Hacia el final del cuento, Amparo Dávila nombra literalmente la amalgama, ya no sabemos qué parte es la casa física y qué parte es Julia resistiendo al mundo. No sabíamos cuán valioso era para Julia formar un hogar hasta que Carlos de Luna rompe su compromiso, pareciera que todo el sentido de su vida se desmorona y pese a todo, Julia se mantiene firme en no decir lo que sucede. A partir de ese fragmento, el cuento acelera el ritmo y utiliza imágenes más dolorosas y contundentes: Julia tejiendo mientras le tiemblan las manos, esforzándose en contener las lágrimas, Julia, pese a todo, limpiando, el adoctrinamiento a las labores domésticas son implacables, fiel discípula de la disciplina, a todas nos duele verla así. Amparo Dávila nos habla a nosotras a través del cuerpo y de la casa..
Amparo Dávila nos envuelve en una angustia sin nombre y sin cuerpo. Crea una tensión capaz de interconectar entre la arquitectura y la protagonista.
III. Modos de percibir el espacio
Ambos cuentos nombran cabalmente lo importante que son las experiencias de las mujeres en el espacio doméstico, sus historias, sus voces. Se piensa que la arquitectura es proyectada como un refugio, con una utilidad y una estética determinada, pero para muchas es una pesadilla inagotable.

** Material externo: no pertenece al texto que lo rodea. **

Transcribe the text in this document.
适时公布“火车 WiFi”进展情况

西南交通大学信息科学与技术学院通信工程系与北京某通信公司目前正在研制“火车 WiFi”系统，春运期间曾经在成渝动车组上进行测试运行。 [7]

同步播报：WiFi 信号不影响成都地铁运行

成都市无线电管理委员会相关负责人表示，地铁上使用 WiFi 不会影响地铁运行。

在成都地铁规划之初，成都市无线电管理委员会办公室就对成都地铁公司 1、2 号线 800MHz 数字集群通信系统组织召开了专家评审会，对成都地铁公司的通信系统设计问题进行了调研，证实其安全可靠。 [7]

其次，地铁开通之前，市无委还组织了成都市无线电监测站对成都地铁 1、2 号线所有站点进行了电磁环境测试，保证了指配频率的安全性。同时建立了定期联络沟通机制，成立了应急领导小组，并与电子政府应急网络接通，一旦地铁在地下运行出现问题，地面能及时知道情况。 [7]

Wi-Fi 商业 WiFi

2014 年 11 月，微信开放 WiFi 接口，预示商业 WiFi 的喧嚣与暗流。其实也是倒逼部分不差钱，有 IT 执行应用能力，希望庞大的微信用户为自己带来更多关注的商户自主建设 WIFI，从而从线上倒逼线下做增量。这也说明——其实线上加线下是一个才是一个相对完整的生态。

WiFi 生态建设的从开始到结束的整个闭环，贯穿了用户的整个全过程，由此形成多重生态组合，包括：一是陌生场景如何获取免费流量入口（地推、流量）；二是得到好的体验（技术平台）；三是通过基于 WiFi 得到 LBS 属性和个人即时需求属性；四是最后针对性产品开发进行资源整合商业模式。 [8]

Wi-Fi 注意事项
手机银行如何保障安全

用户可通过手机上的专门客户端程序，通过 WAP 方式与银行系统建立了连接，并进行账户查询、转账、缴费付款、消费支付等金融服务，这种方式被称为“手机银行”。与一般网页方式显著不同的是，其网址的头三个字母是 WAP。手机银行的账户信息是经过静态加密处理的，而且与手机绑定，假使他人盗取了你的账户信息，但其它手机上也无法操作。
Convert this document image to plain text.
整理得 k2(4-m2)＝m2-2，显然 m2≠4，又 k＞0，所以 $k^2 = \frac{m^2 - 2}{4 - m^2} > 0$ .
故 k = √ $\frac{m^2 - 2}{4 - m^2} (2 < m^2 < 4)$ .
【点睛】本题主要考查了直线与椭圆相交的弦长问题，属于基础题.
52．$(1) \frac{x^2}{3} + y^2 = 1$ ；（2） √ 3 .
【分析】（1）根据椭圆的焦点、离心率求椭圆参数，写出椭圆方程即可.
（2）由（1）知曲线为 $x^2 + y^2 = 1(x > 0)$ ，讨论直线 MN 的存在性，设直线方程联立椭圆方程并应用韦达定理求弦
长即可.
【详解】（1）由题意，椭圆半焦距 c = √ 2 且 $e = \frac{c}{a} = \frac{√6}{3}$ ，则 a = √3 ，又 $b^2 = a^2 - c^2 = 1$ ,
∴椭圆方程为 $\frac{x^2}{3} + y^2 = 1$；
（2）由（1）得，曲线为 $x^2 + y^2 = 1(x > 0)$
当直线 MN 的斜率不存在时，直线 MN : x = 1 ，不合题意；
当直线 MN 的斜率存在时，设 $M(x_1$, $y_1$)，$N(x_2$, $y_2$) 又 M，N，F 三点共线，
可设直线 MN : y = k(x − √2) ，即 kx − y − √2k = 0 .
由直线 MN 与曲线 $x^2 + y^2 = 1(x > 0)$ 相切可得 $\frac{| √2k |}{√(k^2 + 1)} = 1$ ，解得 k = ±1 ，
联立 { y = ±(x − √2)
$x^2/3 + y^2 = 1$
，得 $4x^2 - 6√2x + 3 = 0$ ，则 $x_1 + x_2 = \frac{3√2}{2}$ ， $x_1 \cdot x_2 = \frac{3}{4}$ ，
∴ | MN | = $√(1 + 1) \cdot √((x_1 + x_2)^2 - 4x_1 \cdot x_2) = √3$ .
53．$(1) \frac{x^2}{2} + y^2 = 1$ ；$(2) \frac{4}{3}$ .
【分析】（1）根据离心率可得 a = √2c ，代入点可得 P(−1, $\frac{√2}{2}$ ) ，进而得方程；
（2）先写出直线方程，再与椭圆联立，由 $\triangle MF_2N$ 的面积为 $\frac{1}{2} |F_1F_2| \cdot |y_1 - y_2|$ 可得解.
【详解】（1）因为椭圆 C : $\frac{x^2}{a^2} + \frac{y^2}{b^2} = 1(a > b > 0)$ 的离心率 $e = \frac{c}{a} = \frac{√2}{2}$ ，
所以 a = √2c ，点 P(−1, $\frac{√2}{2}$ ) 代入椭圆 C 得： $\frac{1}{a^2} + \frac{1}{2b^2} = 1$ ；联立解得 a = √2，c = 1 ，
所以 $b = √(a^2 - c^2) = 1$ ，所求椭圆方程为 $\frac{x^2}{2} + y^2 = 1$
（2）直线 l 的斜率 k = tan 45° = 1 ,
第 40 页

Si hay algo presente en ambos cuentos es el hastío, la pérdida de deseo y la convicción de seguir un curso determinado. Las autoras nos desvelan que la sociedad, la figura de la familia y en ese sentido, la arquitectura doméstica, son el caldo de cultivo para nuestra muerte física y emocional.
“Lección de cocina” habla de la cárcel de ser una mujer casada, mientras que “La señorita Julia” nos habla de la cárcel que es ser una mujer soltera. El sueño que se torna pesadilla, como en los cuentos de hadas; el príncipe azul que te encierra en una torre y apenas te da para comer. Las protagonistas no viven, sobreviven.
Ante ese panorama tan desolador, una no puede evitar plantearse cuestionamientos como: ¿Qué lugar similar podría ser un espacio seguro? ¿Cómo se le nombraría? ¿Qué recursos necesitarían ellas para salir de la torre?